There are moments during “The Spoils of Babylon” when it’s hard to know if the comedy miniseries is paying homage to, or spoofing, the bodice-busting and sudsy televised novels of the 1970s and ’80s. In their day, these bigger-than-life (and longer-than-necessary) melodramas were major television events, stuffed with grandiose dialogue and angst-ridden acting, all served with a healthy side of forbidden love. The adjective “sweeping” was always involved, and the decor usually included a conveniently placed fainting sofa.
Now the genre is low-hanging comedy fruit, ready for picking and juicing into silliness, as “Spoils” so aptly demonstrates.
“Spoils,” produced by Funny or Die, is presented as the work of fictional author Eric Jonrosh (Will Ferrell). The premise is that his book was adapted into a 22-hour miniseries in 1976 and eventually shelved by Hollywood. It’s been dusted off and is being shown (in a very edited version) for the first time. The boozy, pretentious Jonrosh explains that even the streamlined interpretation is “far superior than anything on television today.”
THE SPOILS OF BABYLON
Ferrell’s introductions are slightly more entertaining than the miniseries itself. He’s a master at parodying once important figures who have fallen into cultural obscurity, such as his “Saturday Night Live” take on Robert Goulet. His inspiration here is a drunken Orson Welles, who made commercials for Paul Masson wines in the late 1970s. Please, I beg of you, watch the outtakes of these commercials on YouTube.
Jonrosh’s bloated saga centers on a Depression-era oil prospector, Jonas Morehouse (Tim Robbins), who strikes it rich while trying to keep his daughter Cynthia (Kristen Wiig) and adopted son Devon (Tobey Maguire) from consummating their long-smoldering, near-incest passions. After fighting in World War II, Devon marries a mannequin, (voiced by Carey Mulligan) to keep his lust for Cynthia in check as the family empire grows. Chortle if you must, but that mannequin gives a solid performance.
“Spoils” is an intentional mess. And if you can accept this humble production as the fictional work of a second-rate author during a time when television was loaded with shlock and feathered hair, it can be a delight. Maguire, not necessarily known for his comedic acting, does an admirable job of keeping up with the ludicrous hairpin turns of the plot.
It’s no surprise that Wiig excels in the preposterous story.
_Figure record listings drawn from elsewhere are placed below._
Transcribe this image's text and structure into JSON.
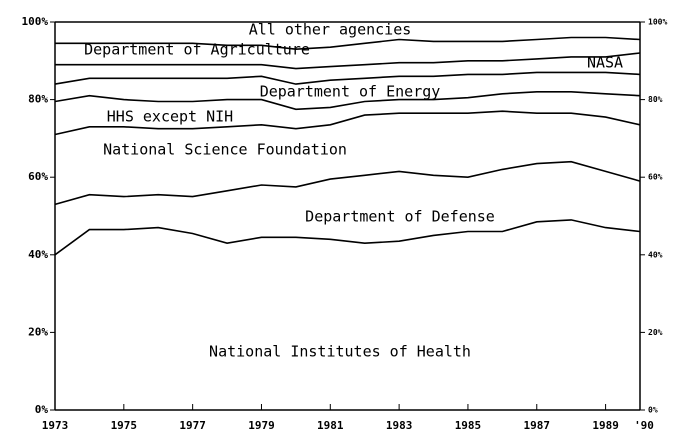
{
  "chart_data": {
    "type": "stacked-line",
    "x": [
      1973,
      1974,
      1975,
      1976,
      1977,
      1978,
      1979,
      1980,
      1981,
      1982,
      1983,
      1984,
      1985,
      1986,
      1987,
      1988,
      1989,
      1990
    ],
    "series": [
      {
        "name": "National Institutes of Health",
        "color": "#000000",
        "values": [
          40,
          46.5,
          46.5,
          47,
          45.5,
          43,
          44.5,
          44.5,
          44,
          43,
          43.5,
          45,
          46,
          46,
          48.5,
          49,
          47,
          46
        ]
      },
      {
        "name": "Department of Defense",
        "color": "#000000",
        "values": [
          13,
          9,
          8.5,
          8.5,
          9.5,
          13.5,
          13.5,
          13,
          15.5,
          17.5,
          18,
          15.5,
          14,
          16,
          15,
          15,
          14.5,
          13
        ]
      },
      {
        "name": "National Science Foundation",
        "color": "#000000",
        "values": [
          18,
          17.5,
          18,
          17,
          17.5,
          16.5,
          15.5,
          15,
          14,
          15.5,
          15,
          16,
          16.5,
          15,
          13,
          12.5,
          14,
          14.5
        ]
      },
      {
        "name": "HHS except NIH",
        "color": "#000000",
        "values": [
          8.5,
          8,
          7,
          7,
          7,
          7,
          6.5,
          5,
          4.5,
          3.5,
          3.5,
          3.5,
          4,
          4.5,
          5.5,
          5.5,
          6,
          7.5
        ]
      },
      {
        "name": "Department of Energy",
        "color": "#000000",
        "values": [
          4.5,
          4.5,
          5.5,
          6,
          6,
          5.5,
          6,
          6.5,
          7,
          6,
          6,
          6,
          6,
          5,
          5,
          5,
          5.5,
          5.5
        ]
      },
      {
        "name": "NASA",
        "color": "#000000",
        "values": [
          5,
          3.5,
          3.5,
          3.5,
          3.5,
          3.5,
          3,
          4,
          3.5,
          3.5,
          3.5,
          3.5,
          3.5,
          3.5,
          3.5,
          4,
          4,
          5.5
        ]
      },
      {
        "name": "Department of Agriculture",
        "color": "#000000",
        "values": [
          5.5,
          5.5,
          5.5,
          5.5,
          5.5,
          5,
          5,
          5,
          5,
          5.5,
          6,
          5.5,
          5,
          5,
          5,
          5,
          5,
          3.5
        ]
      },
      {
        "name": "All other agencies",
        "color": "#000000",
        "values": [
          5.5,
          5.5,
          5.5,
          5.5,
          5.5,
          6,
          6,
          7,
          6.5,
          5.5,
          4.5,
          5,
          5,
          5,
          4.5,
          4,
          4,
          4.5
        ]
      }
    ],
    "xlim": [
      1973,
      1990
    ],
    "xticks": [
      1973,
      1975,
      1977,
      1979,
      1981,
      1983,
      1985,
      1987,
      1989,
      {
        "value": 1990,
        "label": "'90"
      }
    ],
    "ylim": [
      0,
      100
    ],
    "yticks": [
      {
        "value": 0,
        "label": "0%"
      },
      {
        "value": 20,
        "label": "20%"
      },
      {
        "value": 40,
        "label": "40%"
      },
      {
        "value": 60,
        "label": "60%"
      },
      {
        "value": 80,
        "label": "80%"
      },
      {
        "value": 100,
        "label": "100%"
      }
    ],
    "y2lim": [
      0,
      100
    ],
    "y2ticks": [
      {
        "value": 0,
        "label": "0%"
      },
      {
        "value": 20,
        "label": "20%"
      },
      {
        "value": 40,
        "label": "40%"
      },
      {
        "value": 60,
        "label": "60%"
      },
      {
        "value": 80,
        "label": "80%"
      },
      {
        "value": 100,
        "label": "100%"
      }
    ]
  }
}
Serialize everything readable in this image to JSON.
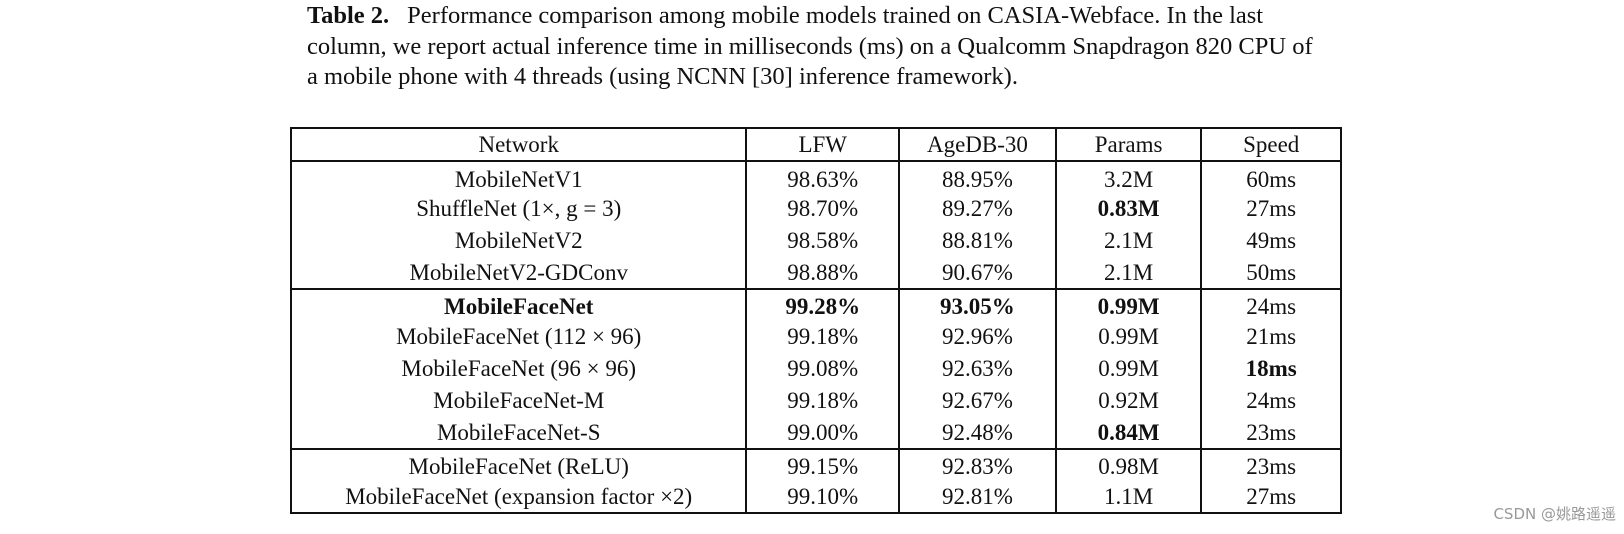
{
  "caption": {
    "label": "Table 2.",
    "text": "Performance comparison among mobile models trained on CASIA-Webface. In the last column, we report actual inference time in milliseconds (ms) on a Qualcomm Snapdragon 820 CPU of a mobile phone with 4 threads (using NCNN [30] inference framework)."
  },
  "table": {
    "headers": [
      "Network",
      "LFW",
      "AgeDB-30",
      "Params",
      "Speed"
    ],
    "groups": [
      [
        {
          "cells": [
            "MobileNetV1",
            "98.63%",
            "88.95%",
            "3.2M",
            "60ms"
          ],
          "bold": [
            false,
            false,
            false,
            false,
            false
          ]
        },
        {
          "cells": [
            "ShuffleNet (1×, g = 3)",
            "98.70%",
            "89.27%",
            "0.83M",
            "27ms"
          ],
          "bold": [
            false,
            false,
            false,
            true,
            false
          ]
        },
        {
          "cells": [
            "MobileNetV2",
            "98.58%",
            "88.81%",
            "2.1M",
            "49ms"
          ],
          "bold": [
            false,
            false,
            false,
            false,
            false
          ]
        },
        {
          "cells": [
            "MobileNetV2-GDConv",
            "98.88%",
            "90.67%",
            "2.1M",
            "50ms"
          ],
          "bold": [
            false,
            false,
            false,
            false,
            false
          ]
        }
      ],
      [
        {
          "cells": [
            "MobileFaceNet",
            "99.28%",
            "93.05%",
            "0.99M",
            "24ms"
          ],
          "bold": [
            true,
            true,
            true,
            true,
            false
          ]
        },
        {
          "cells": [
            "MobileFaceNet (112 × 96)",
            "99.18%",
            "92.96%",
            "0.99M",
            "21ms"
          ],
          "bold": [
            false,
            false,
            false,
            false,
            false
          ]
        },
        {
          "cells": [
            "MobileFaceNet (96 × 96)",
            "99.08%",
            "92.63%",
            "0.99M",
            "18ms"
          ],
          "bold": [
            false,
            false,
            false,
            false,
            true
          ]
        },
        {
          "cells": [
            "MobileFaceNet-M",
            "99.18%",
            "92.67%",
            "0.92M",
            "24ms"
          ],
          "bold": [
            false,
            false,
            false,
            false,
            false
          ]
        },
        {
          "cells": [
            "MobileFaceNet-S",
            "99.00%",
            "92.48%",
            "0.84M",
            "23ms"
          ],
          "bold": [
            false,
            false,
            false,
            true,
            false
          ]
        }
      ],
      [
        {
          "cells": [
            "MobileFaceNet (ReLU)",
            "99.15%",
            "92.83%",
            "0.98M",
            "23ms"
          ],
          "bold": [
            false,
            false,
            false,
            false,
            false
          ]
        },
        {
          "cells": [
            "MobileFaceNet (expansion factor ×2)",
            "99.10%",
            "92.81%",
            "1.1M",
            "27ms"
          ],
          "bold": [
            false,
            false,
            false,
            false,
            false
          ]
        }
      ]
    ]
  },
  "watermark": "CSDN @姚路遥遥"
}
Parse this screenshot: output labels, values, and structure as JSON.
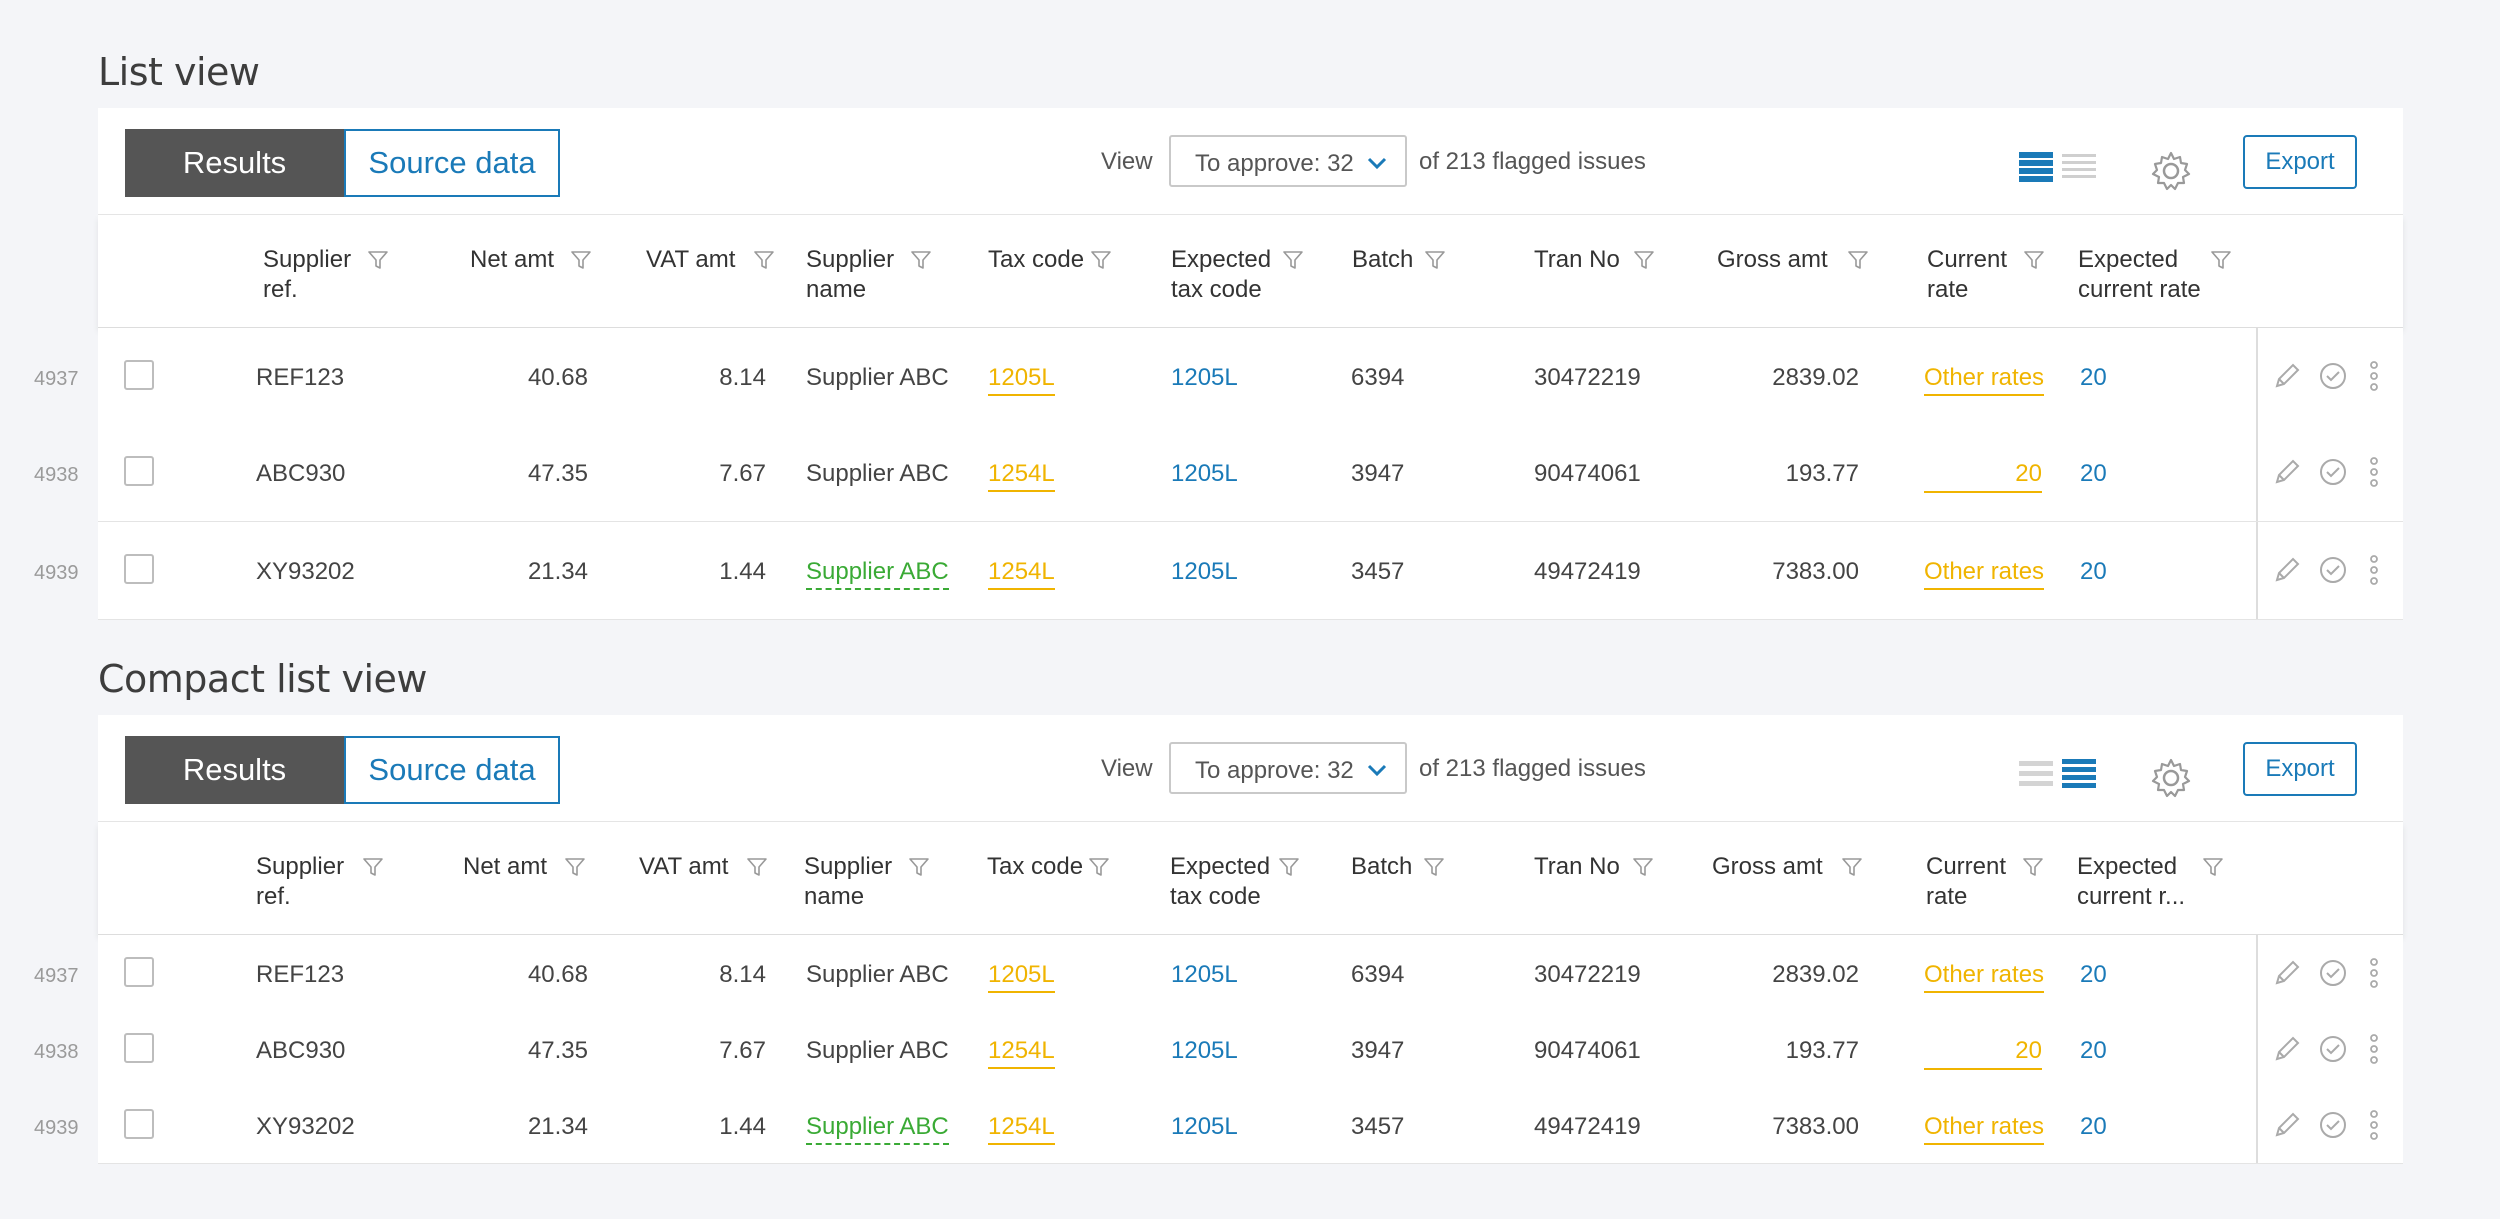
{
  "list_view": {
    "title": "List view",
    "tabs": [
      {
        "label": "Results"
      },
      {
        "label": "Source data"
      }
    ],
    "view_label": "View",
    "select_value": "To approve: 32",
    "issues_text": "of 213 flagged issues",
    "export_label": "Export",
    "columns": [
      "Supplier\nref.",
      "Net amt",
      "VAT amt",
      "Supplier\nname",
      "Tax code",
      "Expected\ntax code",
      "Batch",
      "Tran No",
      "Gross amt",
      "Current\nrate",
      "Expected\ncurrent rate"
    ],
    "rows": [
      {
        "num": "4937",
        "ref": "REF123",
        "net": "40.68",
        "vat": "8.14",
        "supplier": "Supplier ABC",
        "tax": "1205L",
        "exp_tax": "1205L",
        "batch": "6394",
        "tran": "30472219",
        "gross": "2839.02",
        "rate": "Other rates",
        "exp_rate": "20"
      },
      {
        "num": "4938",
        "ref": "ABC930",
        "net": "47.35",
        "vat": "7.67",
        "supplier": "Supplier ABC",
        "tax": "1254L",
        "exp_tax": "1205L",
        "batch": "3947",
        "tran": "90474061",
        "gross": "193.77",
        "rate": "20",
        "exp_rate": "20"
      },
      {
        "num": "4939",
        "ref": "XY93202",
        "net": "21.34",
        "vat": "1.44",
        "supplier": "Supplier ABC",
        "tax": "1254L",
        "exp_tax": "1205L",
        "batch": "3457",
        "tran": "49472419",
        "gross": "7383.00",
        "rate": "Other rates",
        "exp_rate": "20"
      }
    ]
  },
  "compact_view": {
    "title": "Compact list view",
    "tabs": [
      {
        "label": "Results"
      },
      {
        "label": "Source data"
      }
    ],
    "view_label": "View",
    "select_value": "To approve: 32",
    "issues_text": "of 213 flagged issues",
    "export_label": "Export",
    "columns": [
      "Supplier\nref.",
      "Net amt",
      "VAT amt",
      "Supplier\nname",
      "Tax code",
      "Expected\ntax code",
      "Batch",
      "Tran No",
      "Gross amt",
      "Current\nrate",
      "Expected\ncurrent r..."
    ],
    "rows": [
      {
        "num": "4937",
        "ref": "REF123",
        "net": "40.68",
        "vat": "8.14",
        "supplier": "Supplier ABC",
        "tax": "1205L",
        "exp_tax": "1205L",
        "batch": "6394",
        "tran": "30472219",
        "gross": "2839.02",
        "rate": "Other rates",
        "exp_rate": "20"
      },
      {
        "num": "4938",
        "ref": "ABC930",
        "net": "47.35",
        "vat": "7.67",
        "supplier": "Supplier ABC",
        "tax": "1254L",
        "exp_tax": "1205L",
        "batch": "3947",
        "tran": "90474061",
        "gross": "193.77",
        "rate": "20",
        "exp_rate": "20"
      },
      {
        "num": "4939",
        "ref": "XY93202",
        "net": "21.34",
        "vat": "1.44",
        "supplier": "Supplier ABC",
        "tax": "1254L",
        "exp_tax": "1205L",
        "batch": "3457",
        "tran": "49472419",
        "gross": "7383.00",
        "rate": "Other rates",
        "exp_rate": "20"
      }
    ]
  },
  "icons": {
    "filter": "filter-icon",
    "gear": "gear-icon",
    "edit": "pencil-icon",
    "approve": "check-circle-icon",
    "more": "more-vertical-icon",
    "list_view": "list-view-icon",
    "compact_view": "compact-view-icon",
    "chevron": "chevron-down-icon"
  },
  "colors": {
    "accent": "#1a7ab8",
    "warning": "#f0b400",
    "success": "#3aaa35",
    "active_tab": "#555555"
  }
}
She chews and claws her way through “Spoils” as if she schooled herself for the part by binge watching “Rich Man, Poor Man,” “The Thorn Birds,” and “Shogun.” Those raging eyes! The slapping! The poly-blend blouses! Even if you have reservations about committing yourself to the six parts of the show — and you probably should — it’s worth watching to see Wiig. Never has an actress in a bad wig pointing a knife at a mannequin and screaming an indignant “How dare you” ever looked so convincing.
It’s almost endearing to see celebrities line up to have fun with all this scheming. Val Kilmer cracks a smile, Jessica Alba plays Maguire’s lover, and, in what is likely to be a career-changing role, Haley Joel Osment finds just the right level of absurdity to play Cynthia’s evil son.
If viewers can’t quite pick up on the goofiness of it all, Steve Lawrence sings the opening theme song and outdoor scenes are shot with model homes and toy cars buzzing along train hobbyist landscapes. “Spoils” is not an extended “Saturday Night Live” skit. It’s a brave, and at times uneven, experiment. It’s also a reminder of a time when television was a much simpler and campier place.